Ever since I was 11, I have wanted to go on exchange to Australia. After I met and bonded with several Australian students who visited our school this year, my desire to travel to Australia was confirmed. But I would have never been able to guess how difficult the experience was actually going to be. I have just finished my first week at Westminster School in Adelaide, South Australia. A lot of people questioned why I was going to Australia and not somewhere that is more of a culture change. But, it is quite different. I have had a hard time trying to translate their English to the kind of slang I speak every day and I have become very aware of what I am saying all the time. During this experience I have learned how much I love my parents even though I tell them that every day. This experience has really made me realize just how much I love and appreciate the amazing people they are.
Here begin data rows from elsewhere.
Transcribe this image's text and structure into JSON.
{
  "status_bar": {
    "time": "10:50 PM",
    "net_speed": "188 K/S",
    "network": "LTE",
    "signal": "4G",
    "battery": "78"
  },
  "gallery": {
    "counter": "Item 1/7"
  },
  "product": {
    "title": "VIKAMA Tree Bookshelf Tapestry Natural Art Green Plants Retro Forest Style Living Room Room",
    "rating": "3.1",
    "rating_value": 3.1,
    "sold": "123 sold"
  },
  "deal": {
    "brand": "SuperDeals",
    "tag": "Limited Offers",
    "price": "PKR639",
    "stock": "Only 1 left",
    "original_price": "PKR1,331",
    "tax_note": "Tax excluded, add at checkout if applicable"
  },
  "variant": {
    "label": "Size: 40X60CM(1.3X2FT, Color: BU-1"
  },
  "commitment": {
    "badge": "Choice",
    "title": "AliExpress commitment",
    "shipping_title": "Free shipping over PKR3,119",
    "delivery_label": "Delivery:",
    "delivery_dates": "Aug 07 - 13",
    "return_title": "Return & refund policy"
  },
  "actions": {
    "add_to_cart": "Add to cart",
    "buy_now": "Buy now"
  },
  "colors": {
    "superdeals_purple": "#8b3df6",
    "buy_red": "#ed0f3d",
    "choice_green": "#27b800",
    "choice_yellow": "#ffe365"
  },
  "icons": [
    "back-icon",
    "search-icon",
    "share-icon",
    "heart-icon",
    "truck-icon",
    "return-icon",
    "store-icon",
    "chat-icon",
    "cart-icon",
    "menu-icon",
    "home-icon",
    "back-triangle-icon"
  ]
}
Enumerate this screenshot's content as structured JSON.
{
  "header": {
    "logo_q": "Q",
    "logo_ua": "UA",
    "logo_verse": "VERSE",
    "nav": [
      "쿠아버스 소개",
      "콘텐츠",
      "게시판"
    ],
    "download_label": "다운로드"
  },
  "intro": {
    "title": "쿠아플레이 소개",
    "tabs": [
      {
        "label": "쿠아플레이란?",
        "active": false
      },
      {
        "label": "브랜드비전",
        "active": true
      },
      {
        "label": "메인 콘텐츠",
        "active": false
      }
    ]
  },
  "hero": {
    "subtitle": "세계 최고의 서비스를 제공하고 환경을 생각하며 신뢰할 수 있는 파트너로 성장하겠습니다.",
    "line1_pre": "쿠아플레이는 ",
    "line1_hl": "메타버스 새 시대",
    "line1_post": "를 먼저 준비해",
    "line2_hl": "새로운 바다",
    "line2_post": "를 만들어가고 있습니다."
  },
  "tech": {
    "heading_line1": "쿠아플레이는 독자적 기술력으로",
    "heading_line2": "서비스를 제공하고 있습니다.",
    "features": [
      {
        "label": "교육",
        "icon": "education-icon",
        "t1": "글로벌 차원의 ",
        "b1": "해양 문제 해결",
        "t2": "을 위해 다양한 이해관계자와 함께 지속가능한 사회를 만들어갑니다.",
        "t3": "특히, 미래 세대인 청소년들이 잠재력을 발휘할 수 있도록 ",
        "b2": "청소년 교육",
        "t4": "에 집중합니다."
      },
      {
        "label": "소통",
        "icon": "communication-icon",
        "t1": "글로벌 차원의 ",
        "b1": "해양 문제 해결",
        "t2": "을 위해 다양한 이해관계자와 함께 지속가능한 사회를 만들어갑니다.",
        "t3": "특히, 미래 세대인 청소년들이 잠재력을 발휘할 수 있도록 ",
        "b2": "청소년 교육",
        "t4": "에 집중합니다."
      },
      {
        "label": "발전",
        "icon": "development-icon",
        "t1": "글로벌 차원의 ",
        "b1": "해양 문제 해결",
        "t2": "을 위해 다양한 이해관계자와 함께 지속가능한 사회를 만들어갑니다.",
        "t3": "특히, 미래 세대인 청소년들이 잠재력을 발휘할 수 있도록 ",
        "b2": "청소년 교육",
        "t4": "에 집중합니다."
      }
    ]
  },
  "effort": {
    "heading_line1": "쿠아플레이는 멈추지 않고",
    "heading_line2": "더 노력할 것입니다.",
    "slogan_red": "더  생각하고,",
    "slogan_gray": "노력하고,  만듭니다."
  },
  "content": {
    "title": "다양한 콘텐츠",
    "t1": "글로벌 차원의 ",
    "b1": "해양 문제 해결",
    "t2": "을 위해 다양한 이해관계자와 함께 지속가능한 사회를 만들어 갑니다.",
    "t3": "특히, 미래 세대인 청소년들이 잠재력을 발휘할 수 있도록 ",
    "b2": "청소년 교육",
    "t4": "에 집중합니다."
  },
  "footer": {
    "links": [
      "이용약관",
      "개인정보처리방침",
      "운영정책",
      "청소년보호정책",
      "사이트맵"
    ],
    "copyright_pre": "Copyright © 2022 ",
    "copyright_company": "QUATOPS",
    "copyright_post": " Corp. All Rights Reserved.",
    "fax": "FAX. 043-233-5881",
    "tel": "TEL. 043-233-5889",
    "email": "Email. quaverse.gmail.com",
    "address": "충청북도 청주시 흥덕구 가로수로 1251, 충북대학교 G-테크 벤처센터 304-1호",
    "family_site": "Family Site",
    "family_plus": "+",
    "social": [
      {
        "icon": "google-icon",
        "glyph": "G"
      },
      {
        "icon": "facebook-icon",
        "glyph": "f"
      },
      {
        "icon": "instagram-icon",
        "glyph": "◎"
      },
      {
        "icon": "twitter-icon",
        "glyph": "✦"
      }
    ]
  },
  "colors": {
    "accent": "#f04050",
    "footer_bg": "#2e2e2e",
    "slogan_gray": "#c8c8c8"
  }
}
The school is completely different from Athenian, from how the teachers teach to how students feel about one another. The first and most difficult thing for me is the strict dress code present at Westminster. I am a huge women’s right activist and a large supporter of individuality, so dress codes are already hard things for me to follow. But a uniform, yuck. All girls need to keep their hair back at all times, have no more than one stud earring, and keep a completely buttoned up shirt tucked into their ankle long plaid skirt with their tie under the collar. If any one of these rules are broken, you are immediately told off or given a detention. Even everyone’s backpacks are the same! I have been told four times to take my three pairs of earrings out and my earrings are not too happy about that. Another thing that is fairly different from Athenian is there is close to no communication between people from different year levels, which I find sad. All classes are with your year and you only sit with people from your year.
Which brings me to how the people are at Westminster. Let’s just say I think I have gotten too familiar to the nice and outgoing faces at Athenian and forgot how normal people are when you first meet them. I have learned that as an exchange student you need to be ready to feel awkward, like you’re intruding, and lost but that is only the first week. You remember what it was like to be a new kindergartner, except this time you’re the only one who’s new.